Trends to keep an eye on
For Samios, ESG technology, driven by growing regulations, is the key growth area at the moment.
“If you go to a large asset manager and talk to him – ‘please digitise your business’ – he’s not sure if this is a ‘nice to have’ or if this is a ‘must-have’ right now,” he says. “But if there is new regulation around the corner, and he needs to deliver this kind of transparency because otherwise there’s a fine, or he’s banned from the stock market or has to pay high interest rates, there’s no discussion about it.”
- Click here for more on discussions about ESG at CREtech London
When it comes to sustainability, Samios’s focus is on retrofits: “In most Western markets, it’s not about building sustainable high-rise wooden buildings. That’s nice and it’s also a market, but the majority of the buildings you see here on the River Thames have been set up in the 40s, 50s, and 60s.”
These have to be brought up to scratch to meet regulations, such as the UK’s Minimum Energy Efficiency Standards, which will make buildings that fall under a certain EPC unlettable.

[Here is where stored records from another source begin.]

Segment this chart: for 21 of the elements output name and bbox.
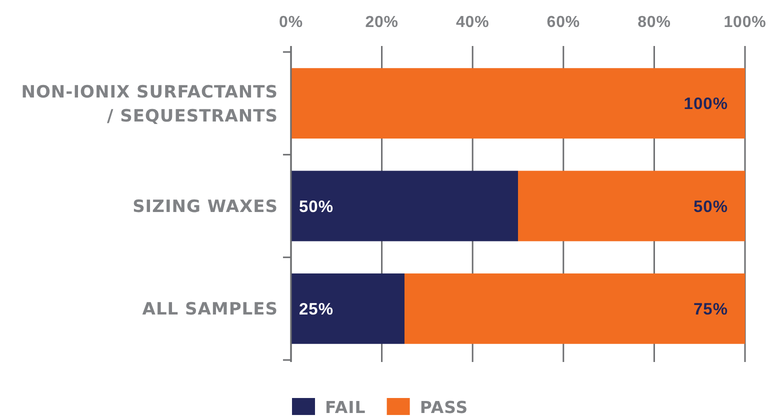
x-tick-label: 100%	[724, 14, 766, 31]
y-tick-label: NON-IONIX SURFACTANTS / SEQUESTRANTS	[21, 82, 278, 126]
x-tick-label: 40%	[456, 14, 490, 31]
data-label: 100%	[684, 95, 728, 114]
legend-label: PASS	[420, 398, 468, 416]
bar	[404, 273, 745, 344]
x-tick-label: 20%	[365, 14, 398, 31]
y-tick-label: SIZING WAXES	[132, 196, 278, 217]
legend-label: FAIL	[325, 398, 366, 416]
x-tick-label: 80%	[638, 14, 671, 31]
bar	[291, 273, 404, 344]
bar	[291, 68, 745, 139]
data-label: 75%	[693, 300, 728, 318]
y-tick-label: ALL SAMPLES	[142, 300, 278, 320]
bar	[291, 170, 518, 242]
x-tick-label: 0%	[279, 14, 303, 31]
data-label: 50%	[299, 198, 334, 216]
bar	[518, 170, 745, 242]
data-label: 50%	[693, 198, 728, 216]
data-label: 25%	[299, 300, 334, 318]
x-tick-label: 60%	[546, 14, 580, 31]
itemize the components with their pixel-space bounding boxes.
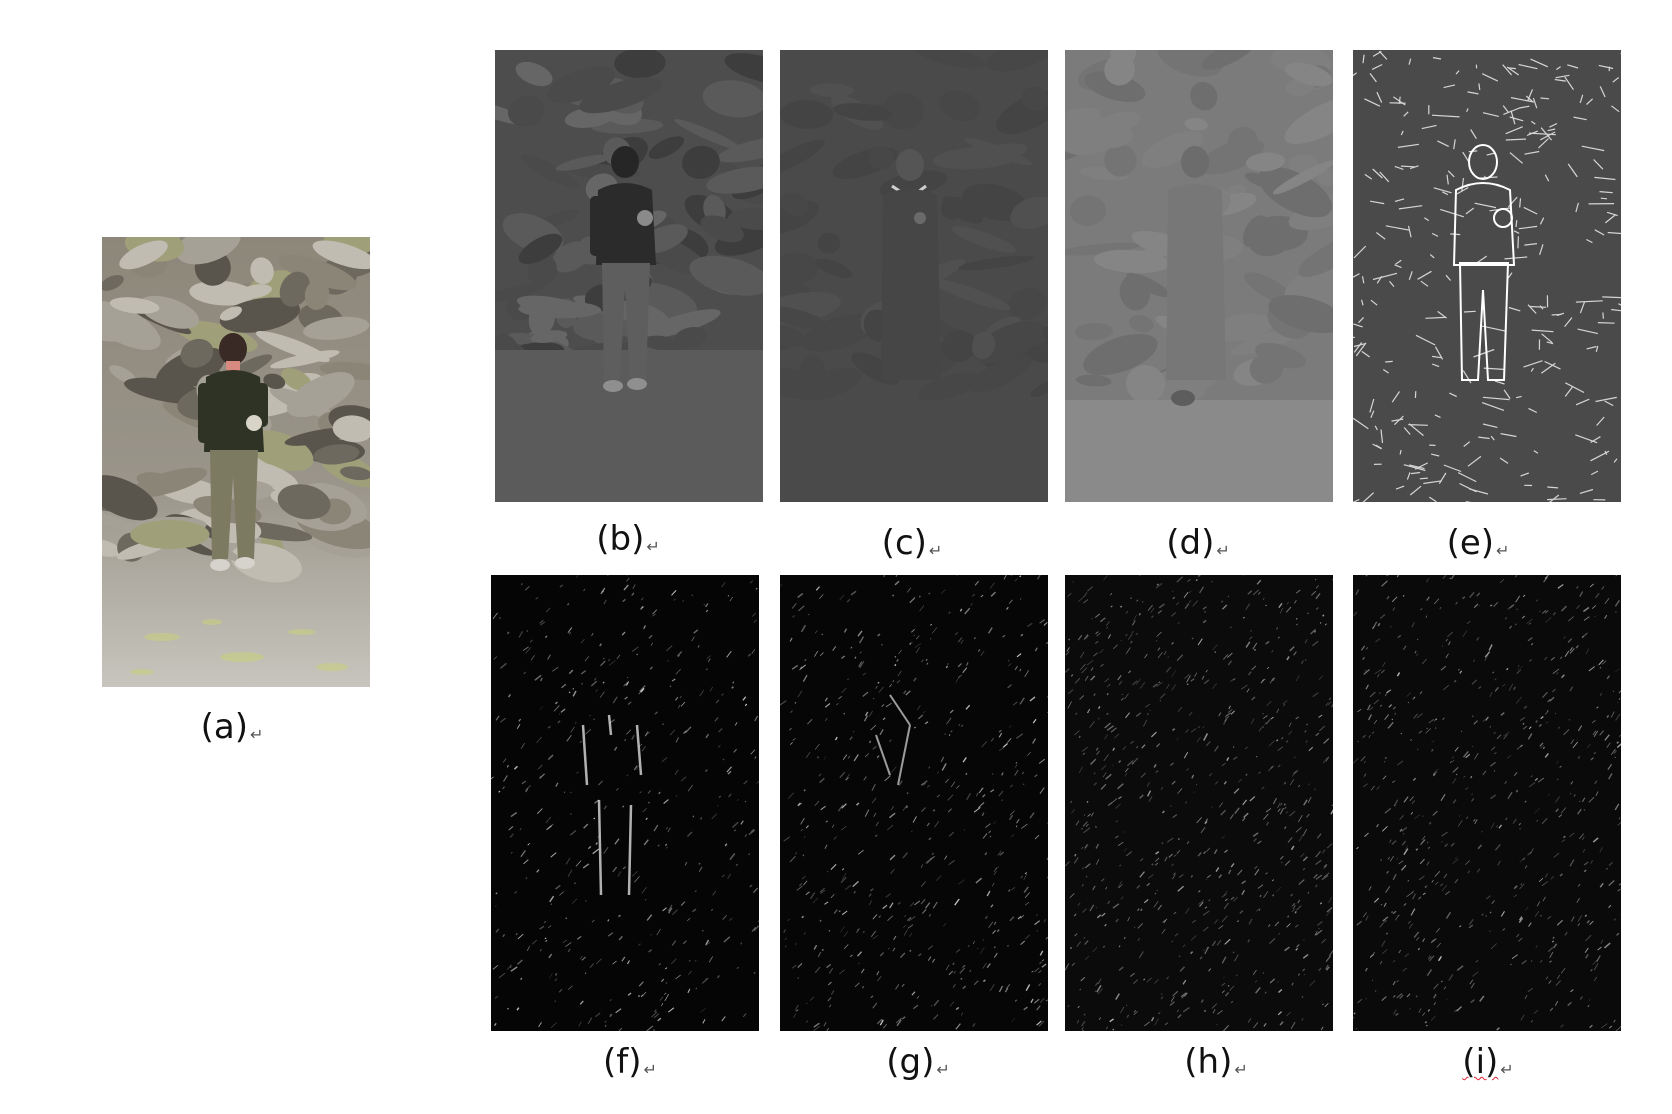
texture-map-i bbox=[1353, 575, 1621, 1031]
caption-i: (i) ↵ bbox=[1462, 1042, 1514, 1082]
photo-original bbox=[102, 237, 370, 687]
texture-map-h bbox=[1065, 575, 1333, 1031]
caption-c: (c) ↵ bbox=[881, 523, 943, 563]
texture-map-g bbox=[780, 575, 1048, 1031]
texture-map-f bbox=[491, 575, 759, 1031]
caption-a: (a) ↵ bbox=[200, 707, 264, 747]
caption-d: (d) ↵ bbox=[1166, 523, 1230, 563]
caption-f: (f) ↵ bbox=[603, 1042, 657, 1082]
caption-g: (g) ↵ bbox=[886, 1042, 950, 1082]
caption-e: (e) ↵ bbox=[1446, 523, 1510, 563]
caption-h: (h) ↵ bbox=[1184, 1042, 1248, 1082]
channel-map-d bbox=[1065, 50, 1333, 502]
photo-grayscale-dim bbox=[495, 50, 763, 502]
channel-map-c bbox=[780, 50, 1048, 502]
caption-b: (b) ↵ bbox=[596, 519, 660, 559]
edge-map bbox=[1353, 50, 1621, 502]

Samios says the questions the industry should be asking are: how do you get the data you need on these buildings; how do you insulate them in an “industrialised, scalable way” and how do you get them to net zero where they create more electricity than they consume?
Beyond the environment, Samios says there is “tonnes of basic stuff” the industry still needs to get right. This includes asset managers having real-time data on their buildings’ operations.
How Proptech1 chooses which startups to back
Like everything else in proptech, choosing startups to back comes down to data. Samios says that PropTech1 gets about 50-60 investment proposals every month, and over time the fund has built up a database of more than 1,200 companies.
Five full-time analysts and investment managers – advised by 12 industry experts – sift through this ever-growing database of startups, picking who they believe will be winners in the long run.
The database also helps the companies that partner with PropTech1 wade through an ocean of digital options to find something that works for them.
Samios says: “If an LP [limited partner] says to us, ‘We’re just looking at this digital or ESG transformation challenge. We took a look at these two startups’, we can easily pull up our database and say ‘Hey, we have these 20-30 other ones. Have you talked to them already? Should we do an intro?’”
While a bit of luck does come in handy for a VC fund, Samios believes taking a comprehensive, methodological approach to the market is the key to success.
A better methodology should lead to better returns, and buy-in from the likes of JLL and PwC suggests to Samios that the industry has confidence in PropTech1 pinpointing startups that will solve a problem or two. “It seems like some people believe that we can deliver that,” he says.